Theo Angelopoulos (born April 27, 1936) is a noted Greek film director. Angelopoulos studied law in Athens, but after his military service went to Paris to attend the Sorbonne. He soon dropped out to study film at the IDHEC (Institute of Advanced Cinematographic Studies) before returning to Greece. There, he worked as a journalist and film critic.
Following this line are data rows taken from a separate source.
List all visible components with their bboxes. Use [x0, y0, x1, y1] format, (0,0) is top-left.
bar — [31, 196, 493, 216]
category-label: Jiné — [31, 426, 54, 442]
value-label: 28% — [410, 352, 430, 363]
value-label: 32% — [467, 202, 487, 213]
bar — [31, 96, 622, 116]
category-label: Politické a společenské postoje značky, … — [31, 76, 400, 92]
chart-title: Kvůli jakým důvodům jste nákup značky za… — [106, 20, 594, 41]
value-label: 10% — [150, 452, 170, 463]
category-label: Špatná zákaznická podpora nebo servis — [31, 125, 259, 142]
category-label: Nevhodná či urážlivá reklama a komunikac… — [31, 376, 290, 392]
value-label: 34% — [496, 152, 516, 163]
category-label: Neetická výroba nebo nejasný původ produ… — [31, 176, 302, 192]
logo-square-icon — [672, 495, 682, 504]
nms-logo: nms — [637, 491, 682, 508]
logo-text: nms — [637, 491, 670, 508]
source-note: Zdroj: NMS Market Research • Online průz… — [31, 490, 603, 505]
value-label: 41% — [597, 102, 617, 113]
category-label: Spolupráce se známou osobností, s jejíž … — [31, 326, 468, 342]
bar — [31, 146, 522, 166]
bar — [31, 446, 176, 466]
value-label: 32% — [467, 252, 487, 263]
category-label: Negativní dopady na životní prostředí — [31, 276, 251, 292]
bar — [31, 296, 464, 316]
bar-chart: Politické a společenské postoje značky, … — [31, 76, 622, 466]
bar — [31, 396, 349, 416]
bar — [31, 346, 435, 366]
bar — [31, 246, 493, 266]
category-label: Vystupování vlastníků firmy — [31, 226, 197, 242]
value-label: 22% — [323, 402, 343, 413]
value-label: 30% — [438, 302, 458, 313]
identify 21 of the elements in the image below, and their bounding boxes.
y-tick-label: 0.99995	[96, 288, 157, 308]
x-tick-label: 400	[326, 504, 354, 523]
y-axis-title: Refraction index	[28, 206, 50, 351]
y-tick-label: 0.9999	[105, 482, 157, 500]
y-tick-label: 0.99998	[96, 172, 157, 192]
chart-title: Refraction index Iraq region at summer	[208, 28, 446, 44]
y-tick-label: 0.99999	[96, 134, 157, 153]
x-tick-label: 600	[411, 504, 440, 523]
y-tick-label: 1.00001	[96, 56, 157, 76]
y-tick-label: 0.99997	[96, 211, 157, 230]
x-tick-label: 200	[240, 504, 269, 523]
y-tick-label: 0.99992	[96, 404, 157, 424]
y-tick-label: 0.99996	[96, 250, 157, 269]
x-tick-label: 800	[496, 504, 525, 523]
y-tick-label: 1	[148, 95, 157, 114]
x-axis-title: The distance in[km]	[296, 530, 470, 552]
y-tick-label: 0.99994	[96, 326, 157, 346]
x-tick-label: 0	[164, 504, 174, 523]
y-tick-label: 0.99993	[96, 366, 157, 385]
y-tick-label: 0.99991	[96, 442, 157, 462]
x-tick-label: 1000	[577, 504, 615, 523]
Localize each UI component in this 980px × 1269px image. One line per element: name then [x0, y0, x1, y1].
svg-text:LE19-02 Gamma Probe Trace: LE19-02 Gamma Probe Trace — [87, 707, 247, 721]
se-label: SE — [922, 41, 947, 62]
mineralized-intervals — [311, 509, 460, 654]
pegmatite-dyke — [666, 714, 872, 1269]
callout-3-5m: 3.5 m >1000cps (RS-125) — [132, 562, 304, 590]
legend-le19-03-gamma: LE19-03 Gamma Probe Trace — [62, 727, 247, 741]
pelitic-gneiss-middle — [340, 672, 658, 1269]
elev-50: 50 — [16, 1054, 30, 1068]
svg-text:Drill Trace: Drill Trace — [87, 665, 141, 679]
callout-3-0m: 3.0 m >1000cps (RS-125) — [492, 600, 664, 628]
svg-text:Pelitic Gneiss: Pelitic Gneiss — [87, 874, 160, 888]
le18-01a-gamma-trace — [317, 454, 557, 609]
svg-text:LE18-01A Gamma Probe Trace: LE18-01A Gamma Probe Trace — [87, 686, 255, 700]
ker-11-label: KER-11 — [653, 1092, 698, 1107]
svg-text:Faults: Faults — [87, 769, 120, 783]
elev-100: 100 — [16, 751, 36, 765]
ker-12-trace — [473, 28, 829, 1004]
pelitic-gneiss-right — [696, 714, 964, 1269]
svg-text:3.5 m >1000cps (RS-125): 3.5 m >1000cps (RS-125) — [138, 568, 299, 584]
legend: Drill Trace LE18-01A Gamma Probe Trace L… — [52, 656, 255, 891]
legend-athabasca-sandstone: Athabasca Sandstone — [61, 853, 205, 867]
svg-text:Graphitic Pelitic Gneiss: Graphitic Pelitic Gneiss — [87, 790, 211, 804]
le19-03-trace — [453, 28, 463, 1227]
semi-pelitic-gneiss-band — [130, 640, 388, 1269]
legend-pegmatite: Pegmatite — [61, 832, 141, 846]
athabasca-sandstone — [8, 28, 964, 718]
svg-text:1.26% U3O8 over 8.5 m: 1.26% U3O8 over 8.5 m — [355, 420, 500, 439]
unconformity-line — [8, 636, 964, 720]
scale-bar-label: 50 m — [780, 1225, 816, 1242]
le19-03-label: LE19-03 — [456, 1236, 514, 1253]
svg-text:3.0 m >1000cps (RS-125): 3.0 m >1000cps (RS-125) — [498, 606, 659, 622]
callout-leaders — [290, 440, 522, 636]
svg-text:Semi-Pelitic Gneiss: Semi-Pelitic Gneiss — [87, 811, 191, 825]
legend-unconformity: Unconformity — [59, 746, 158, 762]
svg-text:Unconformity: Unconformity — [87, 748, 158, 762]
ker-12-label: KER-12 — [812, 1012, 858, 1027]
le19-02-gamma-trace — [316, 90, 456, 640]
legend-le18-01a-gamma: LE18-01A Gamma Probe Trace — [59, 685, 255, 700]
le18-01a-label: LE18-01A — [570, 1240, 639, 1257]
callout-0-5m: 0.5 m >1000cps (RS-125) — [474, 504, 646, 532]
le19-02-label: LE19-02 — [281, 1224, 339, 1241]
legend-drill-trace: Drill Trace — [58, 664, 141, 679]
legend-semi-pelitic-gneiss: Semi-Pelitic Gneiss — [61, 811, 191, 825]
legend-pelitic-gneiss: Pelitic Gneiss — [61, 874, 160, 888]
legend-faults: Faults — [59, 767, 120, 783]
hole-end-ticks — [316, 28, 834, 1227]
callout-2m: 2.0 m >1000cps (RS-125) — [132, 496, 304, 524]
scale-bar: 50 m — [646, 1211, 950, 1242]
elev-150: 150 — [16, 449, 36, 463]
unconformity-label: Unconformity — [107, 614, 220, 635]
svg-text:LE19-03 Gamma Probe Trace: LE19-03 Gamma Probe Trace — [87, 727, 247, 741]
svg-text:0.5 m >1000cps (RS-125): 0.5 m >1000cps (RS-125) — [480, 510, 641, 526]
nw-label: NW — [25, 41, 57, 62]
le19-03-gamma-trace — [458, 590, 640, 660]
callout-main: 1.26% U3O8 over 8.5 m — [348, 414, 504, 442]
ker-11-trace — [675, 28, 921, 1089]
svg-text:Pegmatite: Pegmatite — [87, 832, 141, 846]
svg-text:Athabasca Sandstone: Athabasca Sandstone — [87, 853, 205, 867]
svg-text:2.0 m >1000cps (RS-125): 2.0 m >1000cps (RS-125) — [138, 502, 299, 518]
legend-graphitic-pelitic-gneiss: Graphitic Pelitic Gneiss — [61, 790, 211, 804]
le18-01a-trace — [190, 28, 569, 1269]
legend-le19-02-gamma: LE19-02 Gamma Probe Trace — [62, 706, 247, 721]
Angelopoulos began making films after the 1967 coup that began the Greek military dictatorship known as the Regime of the Colonels. He made his first short film in 1968 and in the 1970s began making a series of political feature films about modern Greece: Days of '36 (Meres Tou 36, 1972), The Travelling Players(O Thiassos, 1975) and The Hunters (I Kynighoi, 1977). He quickly established a characteristic style, marked by slow, episodic and ambiguous narrative structures and long takes (The Travelling Players, for example, consists of only 80 shots in about four hours of film).
After the end of the dictatorship, Angelopoulos moved into less political works, gaining Italian funding.
His regular collaborators include the cinematographer Giorgos Arvanitis, and the composer Eleni Karaindrou.
The film critic David Thomson counted Angelopoulos as one of the world's greatest living directors in his 1994 Biographical Dictionary of Film.